The question in Mark 4:41 is answered in the previous record of God’s Word. The answer to, “Who can this be, that even the wind and the sea obey him,” is none other Jehovah as seen from the Psalms.
Then the mighty waves of the sea.
7 At Your rebuke they fled;
23 Those who go down to the sea in ships,
And praise Him in the company of the elders.
With the insertion of this pericope by Mark, Mark is declaring the divinity of Jesus Christ. Just as the Psalmist understood that God calmed the seas so Mark records that Jesus calms the seas. In the Hebrew mindset, the sea was often associated with chaos having its own internal power and so were places to be feared. In Genesis 1 we read,
1 In the beginning God created the heavens and the earth. 2 The earth was without form, and void; and darkness was on the face of the deep. And the Spirit of God was hovering over the face of the waters.

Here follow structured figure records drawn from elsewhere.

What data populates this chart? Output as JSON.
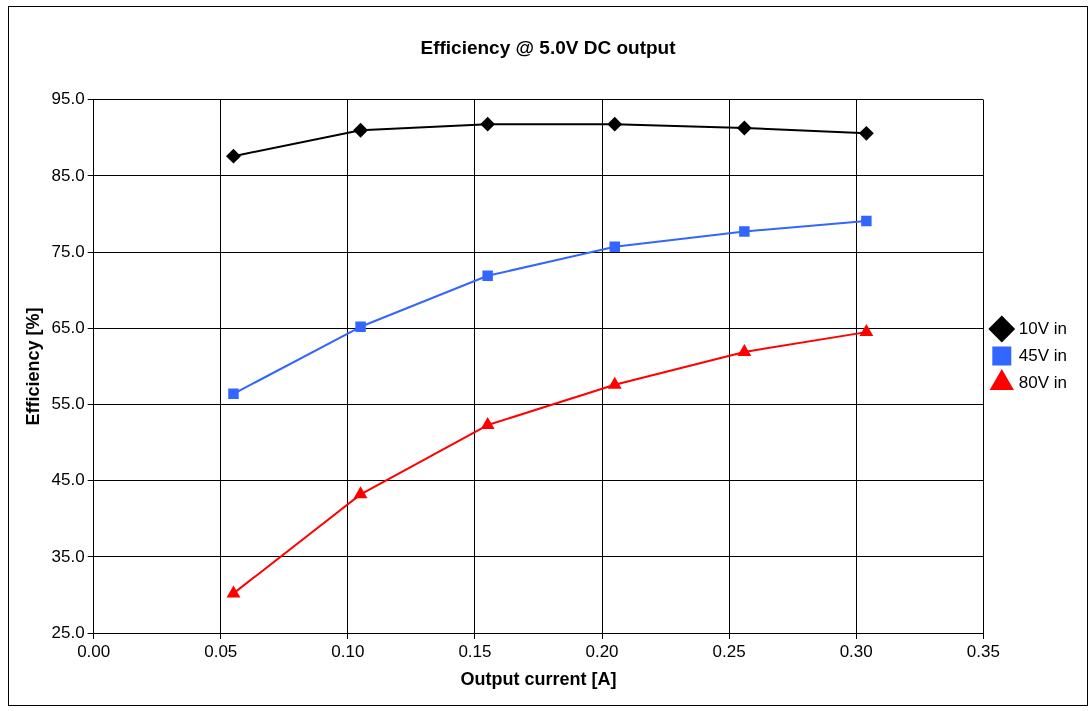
{
  "chart_data": {
    "type": "line",
    "title": "Efficiency @ 5.0V DC output",
    "xlabel": "Output current [A]",
    "ylabel": "Efficiency [%]",
    "xlim": [
      0,
      0.35
    ],
    "xticks": [
      {
        "value": 0,
        "label": "0.00"
      },
      {
        "value": 0.05,
        "label": "0.05"
      },
      {
        "value": 0.1,
        "label": "0.10"
      },
      {
        "value": 0.15,
        "label": "0.15"
      },
      {
        "value": 0.2,
        "label": "0.20"
      },
      {
        "value": 0.25,
        "label": "0.25"
      },
      {
        "value": 0.3,
        "label": "0.30"
      },
      {
        "value": 0.35,
        "label": "0.35"
      }
    ],
    "ylim": [
      25,
      95
    ],
    "yticks": [
      {
        "value": 25,
        "label": "25.0"
      },
      {
        "value": 35,
        "label": "35.0"
      },
      {
        "value": 45,
        "label": "45.0"
      },
      {
        "value": 55,
        "label": "55.0"
      },
      {
        "value": 65,
        "label": "65.0"
      },
      {
        "value": 75,
        "label": "75.0"
      },
      {
        "value": 85,
        "label": "85.0"
      },
      {
        "value": 95,
        "label": "95.0"
      }
    ],
    "x": [
      0.055,
      0.105,
      0.155,
      0.205,
      0.256,
      0.304
    ],
    "series": [
      {
        "name": "10V in",
        "color": "#000000",
        "marker": "diamond",
        "values": [
          87.6,
          91.0,
          91.8,
          91.8,
          91.3,
          90.6
        ]
      },
      {
        "name": "45V in",
        "color": "#3366ff",
        "marker": "square",
        "values": [
          56.4,
          65.2,
          71.9,
          75.7,
          77.7,
          79.1
        ]
      },
      {
        "name": "80V in",
        "color": "#ff0000",
        "marker": "triangle",
        "values": [
          30.2,
          43.2,
          52.3,
          57.6,
          61.9,
          64.5
        ]
      }
    ],
    "grid": true,
    "legend": "right"
  }
}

Here we see that God is taming the chaos of the waters (The Spirit of God was hovering over the face of the waters) bringing order where formlessness and void had previously existed. When we arrive at Genesis 7:11 we read of “the fountains of the great deep (tehom) bursting forth. The “great deep” in the Genesis 7 flood is the same deep that in Genesis 1:2 the Spirit of God is hovering over in order to bring order from chaos. However, in Genesis 7 we see this great deep under God’s control being used as an agency of God’s judgment against His disobedient creation. It is as if God is saying; “From chaos, I have created. To chaos, I return.”
Another example of the sea being an agent of chaos and judgment is the occasion of the Hebrews crossing the Red Sea. God, as He did in Genesis 1, separates the land from the sea and in doing so tames the sea for Israel’s rescue. However, the Egyptians receive the chaos of the sea as God covers them with chaos (Ex. 15:5 — “covered by the deep.”) Once again God is seen as being master of the chaos.
When we turn to the Psalms above we once again see evidence of how the sea was viewed by the ancient fathers.
Now, enter Jesus who in Mark 4 commands the winds and the waves … commands the chaos. Likewise in Matthew 14, Jesus tames the chaos not only by calming it but also by walking upon the great deep. All of this, for those with eyes to see, is the Scripture screaming that “Jesus is God.” Screaming because here in Matthew 14 as read next to Genesis 1:2 we find the great deep as unruly and chaotic being tamed by God hovering over the chaos bringing order out of chaos.
These passages are communicating the ontological nature of Jesus Christ. In generations, previous writers like Oscar Cullman insisted that the preoccupation of the early creeds to set forth the ontological deity of Jesus Christ were misplaced because the early Church fathers were displaying a Greek mindset in worrying about establishing the deity of Jesus. Cullman insisted that the Hebrew mindset was really only concerned with how Jesus was God in a functional sense. However, this passage in Mark gives the error to Cullman’s musings. When the disciples asked;
“Who can this be, that even the wind and the sea obey Him!”
They were asking what we would call an ontological question about the nature of Jesus Christ and in the record of their worshiping of Jesus we find the testimony that they concluded with the Greek early church Fathers that Jesus was very God of very God. Of course, this is underscored by John 1 when under the inspiration of the Spirit he gives quite the ontological passage as to the nature of Jesus Christ.